OK, so those examples are a bit extreme. And, in truth, it seems that things might be looking up based on recent, successful films with unmarried women as their main characters. In 2009, two wonderful roles were at the center of some huge box office hits: It’s Complicated starring Meryl Streep and Sandra Bullock’s The Proposal. Both characters had nuance, style, humor, smarts and substance (though Bullock hit some too-worn notes as a controlling executive). And both stars carried the movies they were in with top billing in the films’ respective marketing campaigns.
Could this be a sign? Might better, smarter single female characters become the standard in Hollywood? Female audiences have longed for characters and storylines that actually reflect all aspects of a “normal” single woman’s life; we are neither desperate cougars nor lonely spinsters, hapless geeks nor ticking biological clocks — but we often find ourselves in a place somewhere within the Venn diagram of overlapping stereotypes.
One can hope, but only time — and a few box office successes — will tell.
Perhaps Fey’s problem is that she has no idea what single life is really like for women these days since she’s been happily married for years to 30 Rock’s composer, Jeff Richmond.

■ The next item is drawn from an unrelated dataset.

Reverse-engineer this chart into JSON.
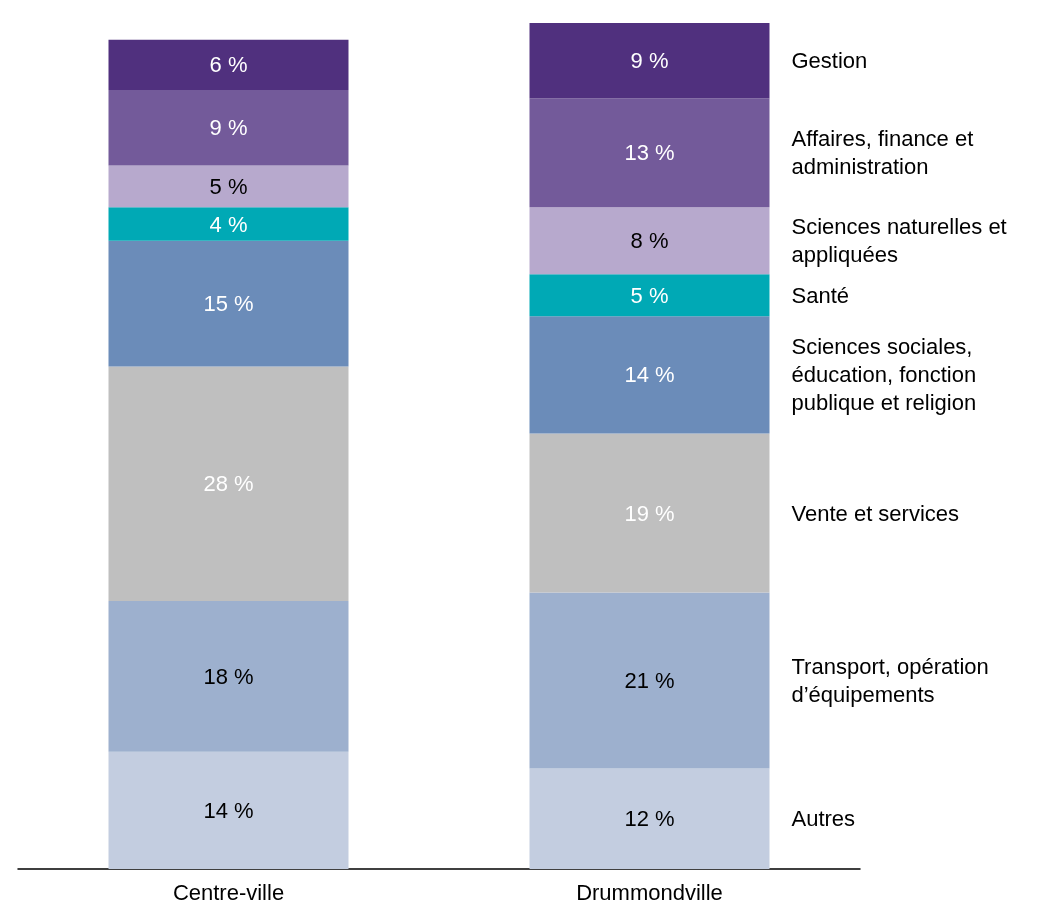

I invite Fey to ask her single friends to regale her with positive anecdotes about their lives. I suspect she would find her single friends’ lives to be significantly less pathetic than she’d like to joke that they are… even if it does make for good TV.
Jane Ganahl is author of Naked on the Page: The Misadventures of My Unmarried Midlife, editor of the anthology Single Woman of a Certain Age, journalist of two decades, and codirector of San Francisco’s Litquake literary festival.